Scotland

STUC concerned by move to devolve corporation tax

The Scottish Trades Union Congress has come out against further powers over business tax being devolved to the Scottish Parliament.

The STUC attacked the "hocus-pocus economics" of the Scottish government's plans for taking over control of corporation tax from the UK Treasury.

General secretary Grahame Smith disputed the claim that a cut in the tax rate would "unleash" growth.

He argued it could instead lead to inequality and poorer public services.

Mr Smith's views follow on from criticism from the employers' organisation CBI Scotland, which said the cost of running separate corporation tax regimes in Scotland and the rest of the UK outweighed the potential benefits.

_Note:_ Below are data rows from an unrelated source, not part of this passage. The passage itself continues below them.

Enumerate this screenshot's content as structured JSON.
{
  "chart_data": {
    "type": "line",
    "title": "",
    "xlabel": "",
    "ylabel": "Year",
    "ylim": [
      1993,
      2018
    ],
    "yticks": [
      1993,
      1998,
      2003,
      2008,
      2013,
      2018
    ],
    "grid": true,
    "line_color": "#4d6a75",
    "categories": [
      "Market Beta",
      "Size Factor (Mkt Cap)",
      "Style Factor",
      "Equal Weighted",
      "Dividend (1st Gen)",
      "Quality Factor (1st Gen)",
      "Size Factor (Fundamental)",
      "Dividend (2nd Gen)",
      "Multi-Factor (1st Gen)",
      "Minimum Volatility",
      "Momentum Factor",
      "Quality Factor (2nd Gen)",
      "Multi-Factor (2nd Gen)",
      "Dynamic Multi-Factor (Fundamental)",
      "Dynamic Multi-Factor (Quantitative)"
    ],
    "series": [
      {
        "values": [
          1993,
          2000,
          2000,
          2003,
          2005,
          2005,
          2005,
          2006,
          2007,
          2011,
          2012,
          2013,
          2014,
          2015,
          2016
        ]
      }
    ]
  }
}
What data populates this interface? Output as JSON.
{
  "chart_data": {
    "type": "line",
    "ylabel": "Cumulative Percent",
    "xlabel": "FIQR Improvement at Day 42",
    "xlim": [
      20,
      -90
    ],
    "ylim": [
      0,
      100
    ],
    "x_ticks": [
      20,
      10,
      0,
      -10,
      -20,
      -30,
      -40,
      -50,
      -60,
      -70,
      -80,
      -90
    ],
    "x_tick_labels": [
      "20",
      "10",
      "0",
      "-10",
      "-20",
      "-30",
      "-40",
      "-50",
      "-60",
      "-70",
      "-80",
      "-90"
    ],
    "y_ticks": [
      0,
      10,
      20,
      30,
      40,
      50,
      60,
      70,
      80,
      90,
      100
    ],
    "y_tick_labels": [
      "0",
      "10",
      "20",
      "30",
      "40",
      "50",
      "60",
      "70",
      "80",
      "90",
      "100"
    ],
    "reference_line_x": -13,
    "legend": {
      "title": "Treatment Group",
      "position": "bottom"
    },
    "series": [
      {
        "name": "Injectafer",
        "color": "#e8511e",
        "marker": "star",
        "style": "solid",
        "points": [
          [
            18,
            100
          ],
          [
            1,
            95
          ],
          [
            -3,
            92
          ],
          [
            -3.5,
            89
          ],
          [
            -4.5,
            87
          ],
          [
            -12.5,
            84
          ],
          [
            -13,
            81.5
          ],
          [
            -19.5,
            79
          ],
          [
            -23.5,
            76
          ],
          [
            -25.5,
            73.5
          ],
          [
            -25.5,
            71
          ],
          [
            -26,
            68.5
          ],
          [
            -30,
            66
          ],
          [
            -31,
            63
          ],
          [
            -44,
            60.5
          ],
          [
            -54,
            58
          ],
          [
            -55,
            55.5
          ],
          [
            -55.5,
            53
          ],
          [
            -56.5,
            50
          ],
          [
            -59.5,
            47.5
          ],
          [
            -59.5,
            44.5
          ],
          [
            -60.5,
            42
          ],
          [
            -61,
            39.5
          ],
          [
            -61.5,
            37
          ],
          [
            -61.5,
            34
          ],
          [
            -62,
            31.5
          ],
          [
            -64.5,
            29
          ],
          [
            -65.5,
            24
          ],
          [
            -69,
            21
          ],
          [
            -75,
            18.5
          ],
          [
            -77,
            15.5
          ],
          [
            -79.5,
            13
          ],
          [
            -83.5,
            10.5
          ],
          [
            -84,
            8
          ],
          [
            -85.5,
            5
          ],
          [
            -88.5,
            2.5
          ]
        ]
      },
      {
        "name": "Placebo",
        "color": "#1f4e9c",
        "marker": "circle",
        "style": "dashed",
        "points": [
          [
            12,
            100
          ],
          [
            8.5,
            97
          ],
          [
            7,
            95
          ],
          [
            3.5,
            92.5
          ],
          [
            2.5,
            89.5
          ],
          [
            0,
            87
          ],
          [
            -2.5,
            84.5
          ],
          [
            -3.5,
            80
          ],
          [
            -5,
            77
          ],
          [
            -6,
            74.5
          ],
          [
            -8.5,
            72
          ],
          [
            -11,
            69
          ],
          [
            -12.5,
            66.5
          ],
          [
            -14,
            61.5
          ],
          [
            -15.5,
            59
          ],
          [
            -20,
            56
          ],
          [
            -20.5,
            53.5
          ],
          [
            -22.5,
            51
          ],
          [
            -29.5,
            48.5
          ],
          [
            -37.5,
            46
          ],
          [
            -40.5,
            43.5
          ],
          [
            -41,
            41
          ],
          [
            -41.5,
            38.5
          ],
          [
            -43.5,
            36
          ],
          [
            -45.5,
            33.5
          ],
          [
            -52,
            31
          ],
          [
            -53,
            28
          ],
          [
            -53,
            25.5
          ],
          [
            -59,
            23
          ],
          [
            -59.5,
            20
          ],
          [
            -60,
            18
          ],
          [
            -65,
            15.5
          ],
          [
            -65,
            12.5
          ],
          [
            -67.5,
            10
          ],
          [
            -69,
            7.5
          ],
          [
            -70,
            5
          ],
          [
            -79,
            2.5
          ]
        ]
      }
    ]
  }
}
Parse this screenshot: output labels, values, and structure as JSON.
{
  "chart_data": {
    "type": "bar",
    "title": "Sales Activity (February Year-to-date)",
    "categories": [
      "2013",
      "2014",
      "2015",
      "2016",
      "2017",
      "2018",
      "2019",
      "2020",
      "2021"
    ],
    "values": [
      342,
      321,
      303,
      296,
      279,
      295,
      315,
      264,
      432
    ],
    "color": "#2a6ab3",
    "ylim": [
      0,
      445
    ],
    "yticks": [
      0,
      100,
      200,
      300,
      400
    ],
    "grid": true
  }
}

The SNP government at Holyrood stressed that high-profile figures in the business community disagreed on that, and wanted to see Scotland offering a lower business tax rate.

In the STUC submission to the Scottish government's consultation paper, Mr Smith said: "We simply do not believe that cutting the rate of corporation tax will unleash a wave of private investment in Scotland.

"But we are extremely concerned that it would exacerbate inequality, undermine economic stability, increase business short-termism and threaten the funding of essential public services."

The trade union chief added: "There are no short-cuts to long-term, sustainable economic growth in Scotland.

"This paper does us all a disservice by suggesting that simple policy levers exist which, if utilised, will dramatically increase the growth rate.

"Scotland needs thoughtful policy development in order to enhance broadly based prosperity in a global economy.

"The last thing we need is the hocus-pocus economics of this discussion paper".